Bufo al llegar a la entrada de la cafetería y ver a Erick; su
acosador personal, como lo llamaba Gustav.
Erick era un chico menor que Bill por un año, piel morena clara,
delgado y alto, de la misma estatura que él, con un estilo rudo, siempre vestía
de negro con uno que otro pelo parado.
Antes de que Bill se diera la vuelta, ya había sido visto por él,
resoplo al oírle llamarle, sin más fue hacia él, sabía que podía enfrentarlo.
–¿Qué pasa Erick? –pregunto desganado mirando a otro sitio que no
fuera él
–¿Qué haces aquí solito sin tu novio detrás de ti? –Río mirando a
todos lados- veo que estas solo
–Solo vengo a comprar un agua y una que otra golosina –inclino los
hombros comenzando a caminar. Él otro lo jalo del brazo –¿Qué? –volteo a verlo
–Ya que estas solo, ¿por qué no estás conmigo?
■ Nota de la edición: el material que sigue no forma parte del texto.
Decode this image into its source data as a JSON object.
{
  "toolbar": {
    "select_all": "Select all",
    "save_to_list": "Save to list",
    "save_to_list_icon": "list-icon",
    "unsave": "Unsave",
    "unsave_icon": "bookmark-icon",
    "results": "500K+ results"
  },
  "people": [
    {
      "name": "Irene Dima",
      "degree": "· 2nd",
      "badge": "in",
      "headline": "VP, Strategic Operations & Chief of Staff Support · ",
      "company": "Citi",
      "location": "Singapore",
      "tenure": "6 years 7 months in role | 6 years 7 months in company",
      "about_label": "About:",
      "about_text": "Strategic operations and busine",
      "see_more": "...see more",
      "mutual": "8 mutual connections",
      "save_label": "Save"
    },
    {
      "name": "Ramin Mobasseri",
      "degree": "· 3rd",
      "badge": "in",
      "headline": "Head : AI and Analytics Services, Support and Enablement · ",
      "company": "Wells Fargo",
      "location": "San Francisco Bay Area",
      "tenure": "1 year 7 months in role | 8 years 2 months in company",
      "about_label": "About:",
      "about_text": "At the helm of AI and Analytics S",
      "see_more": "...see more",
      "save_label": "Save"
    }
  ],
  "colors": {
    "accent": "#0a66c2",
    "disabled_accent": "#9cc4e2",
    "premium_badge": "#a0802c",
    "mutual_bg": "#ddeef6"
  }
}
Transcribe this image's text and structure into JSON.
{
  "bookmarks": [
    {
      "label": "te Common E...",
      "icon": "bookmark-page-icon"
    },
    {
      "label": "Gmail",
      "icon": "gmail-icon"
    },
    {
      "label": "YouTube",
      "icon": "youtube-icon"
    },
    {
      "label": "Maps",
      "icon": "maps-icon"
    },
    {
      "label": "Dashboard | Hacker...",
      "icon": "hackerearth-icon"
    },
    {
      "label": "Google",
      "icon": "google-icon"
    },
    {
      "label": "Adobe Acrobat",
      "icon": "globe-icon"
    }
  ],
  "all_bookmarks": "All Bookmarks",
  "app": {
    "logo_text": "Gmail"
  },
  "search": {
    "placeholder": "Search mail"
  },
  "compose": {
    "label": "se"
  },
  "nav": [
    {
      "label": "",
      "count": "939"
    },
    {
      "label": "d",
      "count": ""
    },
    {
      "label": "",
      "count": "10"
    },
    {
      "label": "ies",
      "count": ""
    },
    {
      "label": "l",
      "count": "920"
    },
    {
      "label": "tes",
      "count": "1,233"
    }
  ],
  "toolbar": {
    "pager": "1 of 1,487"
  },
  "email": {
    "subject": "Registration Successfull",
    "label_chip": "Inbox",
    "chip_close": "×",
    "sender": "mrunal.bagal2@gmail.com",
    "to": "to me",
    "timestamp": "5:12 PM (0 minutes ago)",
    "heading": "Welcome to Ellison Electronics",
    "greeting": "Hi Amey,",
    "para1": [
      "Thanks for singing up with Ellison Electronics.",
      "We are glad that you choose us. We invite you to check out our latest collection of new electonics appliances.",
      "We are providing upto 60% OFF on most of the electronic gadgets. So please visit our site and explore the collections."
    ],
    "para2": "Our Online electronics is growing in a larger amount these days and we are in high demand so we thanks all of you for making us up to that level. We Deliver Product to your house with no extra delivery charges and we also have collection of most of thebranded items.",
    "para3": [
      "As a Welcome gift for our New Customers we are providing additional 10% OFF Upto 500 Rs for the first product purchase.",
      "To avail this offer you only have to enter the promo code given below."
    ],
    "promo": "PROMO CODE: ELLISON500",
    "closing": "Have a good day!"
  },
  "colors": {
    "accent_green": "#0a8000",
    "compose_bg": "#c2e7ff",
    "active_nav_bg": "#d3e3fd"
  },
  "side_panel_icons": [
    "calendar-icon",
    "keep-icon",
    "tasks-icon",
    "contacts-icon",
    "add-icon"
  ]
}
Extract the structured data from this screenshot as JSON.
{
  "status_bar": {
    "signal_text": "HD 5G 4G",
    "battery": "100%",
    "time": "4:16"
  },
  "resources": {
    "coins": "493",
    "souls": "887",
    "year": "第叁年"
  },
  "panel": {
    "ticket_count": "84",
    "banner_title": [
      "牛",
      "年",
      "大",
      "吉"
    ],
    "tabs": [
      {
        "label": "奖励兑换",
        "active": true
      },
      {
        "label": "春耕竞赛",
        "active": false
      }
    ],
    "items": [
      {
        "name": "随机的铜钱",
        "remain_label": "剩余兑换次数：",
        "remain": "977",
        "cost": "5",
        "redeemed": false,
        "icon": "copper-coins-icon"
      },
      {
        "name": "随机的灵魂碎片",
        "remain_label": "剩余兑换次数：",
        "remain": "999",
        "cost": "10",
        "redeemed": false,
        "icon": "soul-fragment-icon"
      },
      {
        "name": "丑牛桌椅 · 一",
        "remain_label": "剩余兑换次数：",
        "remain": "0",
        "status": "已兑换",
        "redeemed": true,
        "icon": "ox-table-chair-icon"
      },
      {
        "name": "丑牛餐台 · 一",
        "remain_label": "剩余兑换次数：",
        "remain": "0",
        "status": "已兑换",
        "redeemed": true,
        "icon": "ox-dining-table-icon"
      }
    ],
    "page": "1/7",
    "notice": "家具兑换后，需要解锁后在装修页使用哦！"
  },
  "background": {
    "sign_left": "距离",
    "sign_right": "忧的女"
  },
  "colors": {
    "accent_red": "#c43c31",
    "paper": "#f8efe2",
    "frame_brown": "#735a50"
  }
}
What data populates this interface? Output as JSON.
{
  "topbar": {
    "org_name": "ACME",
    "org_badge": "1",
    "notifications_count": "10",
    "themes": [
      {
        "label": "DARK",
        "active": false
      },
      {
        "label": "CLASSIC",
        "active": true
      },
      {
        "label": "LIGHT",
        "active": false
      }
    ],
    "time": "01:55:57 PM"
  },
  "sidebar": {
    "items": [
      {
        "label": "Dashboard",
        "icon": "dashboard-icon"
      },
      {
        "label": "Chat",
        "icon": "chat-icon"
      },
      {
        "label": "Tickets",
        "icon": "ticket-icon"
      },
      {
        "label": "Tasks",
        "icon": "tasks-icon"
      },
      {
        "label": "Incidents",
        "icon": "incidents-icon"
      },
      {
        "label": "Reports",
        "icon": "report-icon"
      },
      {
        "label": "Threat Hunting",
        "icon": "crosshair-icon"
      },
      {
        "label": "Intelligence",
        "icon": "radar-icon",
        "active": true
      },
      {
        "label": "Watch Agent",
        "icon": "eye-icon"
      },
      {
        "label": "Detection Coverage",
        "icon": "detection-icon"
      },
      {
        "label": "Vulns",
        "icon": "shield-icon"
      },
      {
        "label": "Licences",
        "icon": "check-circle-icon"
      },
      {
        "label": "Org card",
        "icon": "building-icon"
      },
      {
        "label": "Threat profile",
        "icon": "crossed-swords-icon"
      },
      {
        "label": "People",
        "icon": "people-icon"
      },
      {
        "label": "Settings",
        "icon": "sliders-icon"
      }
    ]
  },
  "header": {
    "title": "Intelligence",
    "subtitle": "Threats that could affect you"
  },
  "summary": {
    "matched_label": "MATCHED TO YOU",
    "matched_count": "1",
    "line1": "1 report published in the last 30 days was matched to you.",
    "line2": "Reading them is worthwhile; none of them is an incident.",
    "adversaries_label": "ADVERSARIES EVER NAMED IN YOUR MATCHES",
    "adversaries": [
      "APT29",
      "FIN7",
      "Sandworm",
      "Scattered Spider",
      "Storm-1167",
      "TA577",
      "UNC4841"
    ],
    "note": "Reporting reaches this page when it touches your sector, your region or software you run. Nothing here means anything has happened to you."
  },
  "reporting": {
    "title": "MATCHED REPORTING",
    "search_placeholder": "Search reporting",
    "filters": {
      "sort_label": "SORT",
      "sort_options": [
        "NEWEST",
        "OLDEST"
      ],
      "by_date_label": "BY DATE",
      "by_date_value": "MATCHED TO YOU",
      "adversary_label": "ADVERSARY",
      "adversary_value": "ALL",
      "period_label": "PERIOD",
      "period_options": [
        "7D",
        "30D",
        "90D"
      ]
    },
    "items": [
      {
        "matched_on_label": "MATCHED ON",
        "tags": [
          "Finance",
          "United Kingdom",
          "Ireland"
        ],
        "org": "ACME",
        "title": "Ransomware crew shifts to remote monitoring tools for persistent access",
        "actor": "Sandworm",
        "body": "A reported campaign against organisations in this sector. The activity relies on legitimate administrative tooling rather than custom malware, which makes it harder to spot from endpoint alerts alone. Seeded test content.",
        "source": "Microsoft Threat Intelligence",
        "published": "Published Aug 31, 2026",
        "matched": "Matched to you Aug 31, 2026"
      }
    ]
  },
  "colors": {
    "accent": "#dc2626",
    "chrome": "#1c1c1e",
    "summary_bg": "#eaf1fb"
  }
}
Puedo comprarte lo
que quieras, el agua si deseas
–No me vendo así – arqueo la ceja mirándolo fríamente – es mejor
que me dejes, si te ve mi novio no te la acabas – sonrió de lado
–¡Si, claro! – contesto con ironía siguiendo al pelinegro. No era
feo pero a Bill le hostigaba su presencia – le sonrío al vendedor
pidiéndole una botella de agua y dulces para él y Gustav
–Hazme el favor no molestarme más, consíguete una vida –
lo miro de arriba abajo para después retomar su camino. El chico apretó sus
nudillos enojado, tomo el brazo del pelinegro llevándolo a la salida de la
cafetería, lo recargo contra la pared mirando que no hubiera nadie
–A mi no me hablas así, ya actué cortes contigo lo suficiente como
para que me trates así, quiero que seas mío y no de ese –miro a Bill con
desaprobación
– “Ese” como le llamas es mi novio y no lo dejare ni por ti ni por
nadie –lo callo tratando de zafarse de su agarre
–Eso ya lo veremos, precioso – beso la comisura de sus labios
antes de que él se escapara
Fin flashback.
Negaba lentamente al acordarse de aquel momento «idiota» – susurro
acercándose a la puerta, entre abriéndola lentamente.
–¿Puedo pasar? – pregunto mordiendo su labio con nerviosismo, toda
la clase volteo a verlo y él al profesor
–¿Por qué llega a estas hora a interrumpir mi clase, Kaulitz?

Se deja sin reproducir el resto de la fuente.